Quelque chose de fort s’est passé entre ces deux hommes : ils ont compris qu’ils étaient de la même race, celle où le respect force l’amitié sans qu’ils aient, bien sûr, le besoin d’en parler…
Le royaume des éléphants
Avant de retourner à Bangkok, Jessie a tenu à montrer à Martin un sanctuaire pour éléphants, Wild Elephants Park, situé dans un petit village du district de Mae Taeng.
— Je connais bien la femme qui s’en occupe. C’est la fille d’un G.I qui était en permission à Bangkok et d’une prostituée. On l’appelle Jewel, car c’est un vrai bijou !
Martin sent que son rapport avec Jessie a changé. Il s’est déplacé insensiblement sur un terrain beaucoup plus personnel et ça lui plaît.
Une fois sur place, Jewel leur explique qu’elle a sauvé les pachydermes de leur travail de forçats pour touristes. Elle ajoute que l’éléphant d’Asie est plus petit que ses cousins africains mais plus facile à dompter. Les troupeaux comptent un nombre restreint d’individus et sont toujours commandés par des femelles.

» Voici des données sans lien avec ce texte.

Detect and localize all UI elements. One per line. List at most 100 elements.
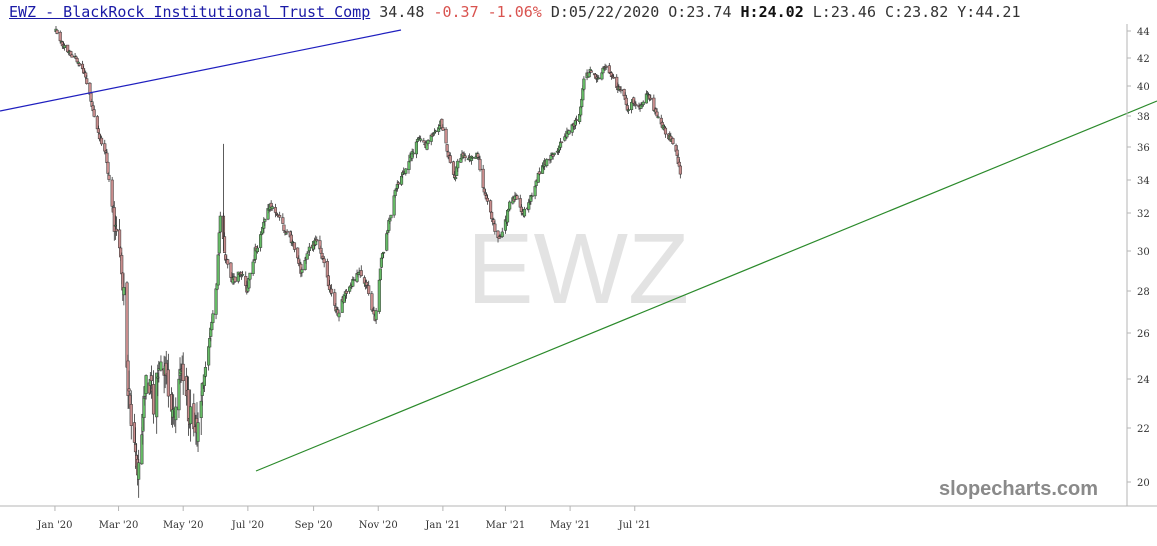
candle-down bbox=[226, 259, 230, 265]
candle-down bbox=[77, 63, 81, 66]
candle-up bbox=[392, 195, 396, 216]
candle-down bbox=[655, 111, 659, 117]
y-tick-label: 44 bbox=[1137, 27, 1150, 38]
candle-up bbox=[379, 257, 383, 268]
y-tick-label: 34 bbox=[1137, 176, 1150, 187]
candle-down bbox=[359, 270, 363, 276]
candle-down bbox=[70, 54, 74, 58]
candle-up bbox=[381, 251, 386, 254]
candle-down bbox=[497, 236, 501, 239]
candle-down bbox=[612, 76, 616, 79]
candle-down bbox=[58, 31, 62, 42]
y-tick-label: 40 bbox=[1137, 82, 1150, 93]
candle-up bbox=[207, 346, 211, 366]
candle-down bbox=[485, 197, 489, 202]
x-tick-label: Jul '20 bbox=[231, 520, 264, 531]
candle-up bbox=[259, 234, 263, 248]
candle-down bbox=[96, 128, 100, 133]
candle-down bbox=[296, 247, 300, 259]
close-label: C: bbox=[885, 3, 904, 21]
y-tick-label: 42 bbox=[1137, 54, 1150, 65]
candle-up bbox=[203, 367, 208, 377]
candle-up bbox=[305, 253, 309, 260]
candle-up bbox=[196, 422, 200, 442]
candle-down bbox=[274, 212, 279, 215]
candle-down bbox=[120, 255, 124, 275]
candle-up bbox=[601, 67, 605, 74]
candle-up bbox=[500, 231, 504, 237]
candle-down bbox=[322, 258, 326, 264]
candle-down bbox=[663, 127, 668, 135]
trendline-green bbox=[255, 100, 1157, 472]
candle-down bbox=[110, 179, 114, 207]
candle-down bbox=[478, 159, 482, 171]
symbol-title-link[interactable]: EWZ - BlackRock Institutional Trust Comp bbox=[9, 3, 371, 21]
candle-up bbox=[217, 232, 221, 254]
candle-down bbox=[285, 230, 289, 233]
candle-down bbox=[634, 104, 638, 106]
x-tick-label: Jul '21 bbox=[618, 520, 651, 531]
y-tick-label: 28 bbox=[1137, 287, 1150, 298]
candle-up bbox=[214, 288, 218, 315]
candle-up bbox=[540, 165, 545, 174]
candle-down bbox=[114, 228, 118, 232]
candle-up bbox=[352, 279, 356, 281]
candle-up bbox=[506, 210, 510, 223]
trendline-blue bbox=[0, 29, 402, 112]
x-tick-label: May '20 bbox=[163, 520, 204, 531]
candle-down bbox=[330, 288, 334, 294]
candle-down bbox=[619, 89, 623, 92]
price-change: -0.37 bbox=[433, 3, 479, 21]
candle-up bbox=[199, 400, 203, 418]
x-tick-label: Mar '20 bbox=[99, 520, 139, 531]
candle-up bbox=[474, 156, 478, 159]
candle-up bbox=[284, 232, 288, 235]
candle-up bbox=[241, 274, 245, 276]
y-tick-label: 30 bbox=[1137, 247, 1150, 258]
x-tick-label: Nov '20 bbox=[359, 520, 398, 531]
low-label: L: bbox=[812, 3, 831, 21]
candle-down bbox=[490, 211, 494, 220]
y-tick-label: 32 bbox=[1137, 209, 1150, 220]
y-label: Y: bbox=[957, 3, 976, 21]
candle-up bbox=[530, 195, 534, 198]
candle-up bbox=[374, 310, 378, 320]
candle-up bbox=[211, 313, 215, 323]
y-axis-ticks: 20 22 24 26 28 30 32 34 36 38 40 42 44 bbox=[1127, 27, 1150, 489]
candle-down bbox=[448, 155, 452, 163]
candle-down bbox=[151, 384, 156, 415]
candle-down bbox=[281, 217, 285, 224]
candle-up bbox=[208, 338, 212, 348]
x-tick-label: Mar '21 bbox=[486, 520, 526, 531]
open-value: 23.74 bbox=[686, 3, 732, 21]
candle-up bbox=[545, 159, 549, 166]
open-label: O: bbox=[668, 3, 687, 21]
y-tick-label: 24 bbox=[1137, 375, 1150, 386]
candle-down bbox=[607, 65, 611, 74]
candle-up bbox=[503, 219, 507, 231]
candle-down bbox=[604, 66, 608, 68]
candle-down bbox=[422, 140, 426, 143]
candle-up bbox=[454, 177, 458, 180]
price-change-percent: -1.06% bbox=[487, 3, 542, 21]
candle-up bbox=[414, 141, 418, 155]
candle-up bbox=[527, 202, 531, 210]
candle-down bbox=[333, 292, 337, 306]
candle-down bbox=[273, 207, 277, 213]
candle-up bbox=[270, 206, 274, 210]
candle-up bbox=[266, 208, 270, 220]
x-tick-label: Jan '21 bbox=[424, 520, 460, 531]
candle-up bbox=[471, 157, 475, 159]
candle-up bbox=[122, 287, 126, 296]
watermark-symbol: EWZ bbox=[467, 213, 689, 325]
candle-up bbox=[411, 152, 415, 155]
candle-down bbox=[315, 239, 319, 242]
candle-up bbox=[552, 152, 556, 155]
candle-down bbox=[396, 182, 400, 185]
y-value: 44.21 bbox=[975, 3, 1021, 21]
candle-up bbox=[522, 208, 527, 217]
candle-up bbox=[251, 261, 255, 274]
candle-down bbox=[481, 168, 485, 188]
candle-up bbox=[142, 397, 146, 418]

— Les éléphants apprécient particulièrement cette région de la Thaïlande où les forêts sont denses et où ils trouvent facilement de l’eau et de la nourriture, leur dit-elle. Ils sont sociables, sensibles et intelligents. Ils communiquent entre eux par le toucher, l’odorat et la gestuelle, mais, surtout, par les sons, des sons qui nous échappent, la plupart du temps, à nous humains. Ces infrasons sont si bas que leurs vibrations, transmises par la terre, peuvent être perçues par d’autres éléphants jusqu’à cinq kilomètres, et même au-delà, ce qui peut permettre d’avertir d’un danger ou de faire savoir où il y a de l’eau. Une femelle peut aussi trouver comme ça un étalon ou un mâle demander de l’aide. Ces conversations sont coordonnées entre les différents interlocuteurs : dès qu’un appel se termine, un autre commence. Les messages sont connectés, comme une chaîne.
Au moment de quitter le sanctuaire, Jessie tombe en arrêt devant un éléphanteau. Elle commence à le caresser sous le regard de sa mère qui la laisse faire et semble même l’encourager.
— Il s’appelle Nong Oum et il a deux ans, dit Jewel.
— Je reviendrai pour l’adopter, répond Jessie en riant : je n’ai pas d’enfant !
— Merci pour tout, dit Martin à la jeune fille dans l’avion du retour en lui tenant la main un peu plus longtemps que nécessaire sans qu’elle ne dise rien.